RBI’s olive branch to govt

DECCAN CHRONICLE.
Published Dec 6, 2018, 6:55 am IST
Updated Dec 6, 2018, 6:55 am IST
It is important to note that the policy brings transparency in the lending process to the retail sector.
RBI Governor Urjit Patel
 RBI Governor Urjit Patel

RBI governor Urjit Patel held out an olive branch to the government as he tilted in favour of the retail investor, medium, small and micro enterprises, cash-starved non-banking finance companies and housing finance companies in his Fifth Bimonthly Monetary Policy Statement 2018-19 announced on Monday. The move will not only spur industrial activity as the MSMEs are the backbone of the economy, but it should give a boost to affordable housing, one of the key promises by the Narendra Modi government. Housing also has a multiplier effect in generating employment. This should be music to the ears of the government with the crucial general elections barely four months away.

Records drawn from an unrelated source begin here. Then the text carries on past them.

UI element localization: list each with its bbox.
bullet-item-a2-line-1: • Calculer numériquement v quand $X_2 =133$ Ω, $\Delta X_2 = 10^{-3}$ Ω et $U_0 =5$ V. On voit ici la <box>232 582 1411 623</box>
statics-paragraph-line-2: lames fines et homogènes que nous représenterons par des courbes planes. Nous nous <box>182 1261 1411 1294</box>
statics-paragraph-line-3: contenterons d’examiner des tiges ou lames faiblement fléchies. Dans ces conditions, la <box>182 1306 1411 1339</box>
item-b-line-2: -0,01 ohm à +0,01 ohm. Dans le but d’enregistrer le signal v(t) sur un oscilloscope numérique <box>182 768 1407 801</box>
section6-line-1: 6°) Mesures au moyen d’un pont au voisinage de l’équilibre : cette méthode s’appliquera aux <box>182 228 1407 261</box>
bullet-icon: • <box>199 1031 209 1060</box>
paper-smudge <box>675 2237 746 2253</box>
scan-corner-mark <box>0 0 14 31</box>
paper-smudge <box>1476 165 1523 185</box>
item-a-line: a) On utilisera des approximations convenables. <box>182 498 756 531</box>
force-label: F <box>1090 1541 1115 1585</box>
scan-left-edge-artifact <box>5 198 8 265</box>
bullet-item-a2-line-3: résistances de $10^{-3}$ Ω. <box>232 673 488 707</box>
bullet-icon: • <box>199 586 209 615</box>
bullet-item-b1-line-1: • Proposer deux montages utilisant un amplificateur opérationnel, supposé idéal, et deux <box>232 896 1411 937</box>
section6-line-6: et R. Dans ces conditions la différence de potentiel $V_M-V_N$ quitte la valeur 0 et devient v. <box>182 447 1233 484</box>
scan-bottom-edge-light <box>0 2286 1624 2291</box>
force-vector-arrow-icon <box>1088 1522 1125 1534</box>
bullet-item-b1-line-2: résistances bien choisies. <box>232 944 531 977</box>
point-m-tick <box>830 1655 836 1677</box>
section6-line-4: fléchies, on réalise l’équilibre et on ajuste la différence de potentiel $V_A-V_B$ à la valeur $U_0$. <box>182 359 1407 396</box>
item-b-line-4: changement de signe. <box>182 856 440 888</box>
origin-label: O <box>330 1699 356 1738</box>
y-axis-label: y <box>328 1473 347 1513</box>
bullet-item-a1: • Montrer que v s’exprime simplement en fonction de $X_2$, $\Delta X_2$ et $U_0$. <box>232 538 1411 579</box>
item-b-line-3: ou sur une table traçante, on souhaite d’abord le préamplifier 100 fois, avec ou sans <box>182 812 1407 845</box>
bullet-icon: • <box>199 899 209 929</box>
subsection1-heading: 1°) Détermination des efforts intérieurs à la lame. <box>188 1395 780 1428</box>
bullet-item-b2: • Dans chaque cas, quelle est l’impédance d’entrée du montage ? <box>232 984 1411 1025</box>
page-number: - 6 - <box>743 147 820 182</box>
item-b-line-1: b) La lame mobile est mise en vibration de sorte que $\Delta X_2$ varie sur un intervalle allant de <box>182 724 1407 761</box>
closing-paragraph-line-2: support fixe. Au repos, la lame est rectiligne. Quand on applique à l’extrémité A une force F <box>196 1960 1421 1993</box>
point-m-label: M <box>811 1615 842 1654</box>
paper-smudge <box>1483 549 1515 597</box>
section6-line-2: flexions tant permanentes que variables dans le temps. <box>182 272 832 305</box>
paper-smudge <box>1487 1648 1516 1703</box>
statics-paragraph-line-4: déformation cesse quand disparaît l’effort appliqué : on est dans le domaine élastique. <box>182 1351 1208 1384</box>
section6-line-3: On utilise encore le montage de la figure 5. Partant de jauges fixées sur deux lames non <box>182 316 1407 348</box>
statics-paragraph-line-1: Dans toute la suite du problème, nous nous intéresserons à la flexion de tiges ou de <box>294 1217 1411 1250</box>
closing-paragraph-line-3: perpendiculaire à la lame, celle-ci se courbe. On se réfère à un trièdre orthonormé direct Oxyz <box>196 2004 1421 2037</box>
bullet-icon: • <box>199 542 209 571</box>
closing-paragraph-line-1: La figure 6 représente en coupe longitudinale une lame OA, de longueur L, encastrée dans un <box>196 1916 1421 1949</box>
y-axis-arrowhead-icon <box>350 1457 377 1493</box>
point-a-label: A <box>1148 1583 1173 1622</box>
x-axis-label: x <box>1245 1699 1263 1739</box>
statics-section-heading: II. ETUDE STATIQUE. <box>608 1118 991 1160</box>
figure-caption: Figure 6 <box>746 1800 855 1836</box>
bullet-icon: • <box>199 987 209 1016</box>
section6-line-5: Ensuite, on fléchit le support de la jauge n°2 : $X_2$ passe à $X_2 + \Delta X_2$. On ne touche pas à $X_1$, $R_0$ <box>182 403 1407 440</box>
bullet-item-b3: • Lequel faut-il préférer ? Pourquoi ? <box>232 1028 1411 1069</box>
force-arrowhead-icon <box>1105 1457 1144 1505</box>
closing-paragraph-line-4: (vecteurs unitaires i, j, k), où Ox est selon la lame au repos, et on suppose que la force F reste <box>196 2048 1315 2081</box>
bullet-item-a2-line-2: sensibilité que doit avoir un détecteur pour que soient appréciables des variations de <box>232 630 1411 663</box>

The governor left the policy repo rate (the rate at which the central bank lends to scheduled commercial banks when they are short of funds) at 6.5 per cent but said he would monitor interest rates as they evolve.

 

It is important to note that the policy brings transparency in the lending process to the retail sector. The retail borrower and small businessmen will be having the choice of deciding at what rate his/her loans should be benchmarked from April 2019. Earlier it was the marginal cost of funds-based lending rate that prevailed so banks could charge at their whims and fancy. Now lending rates should go down for the retail borrowers and the rates will remain the same till the tenure of the loan. The markets and economists were expecting a pause in rates against the background of softening of retail inflation and benign fuel and food prices.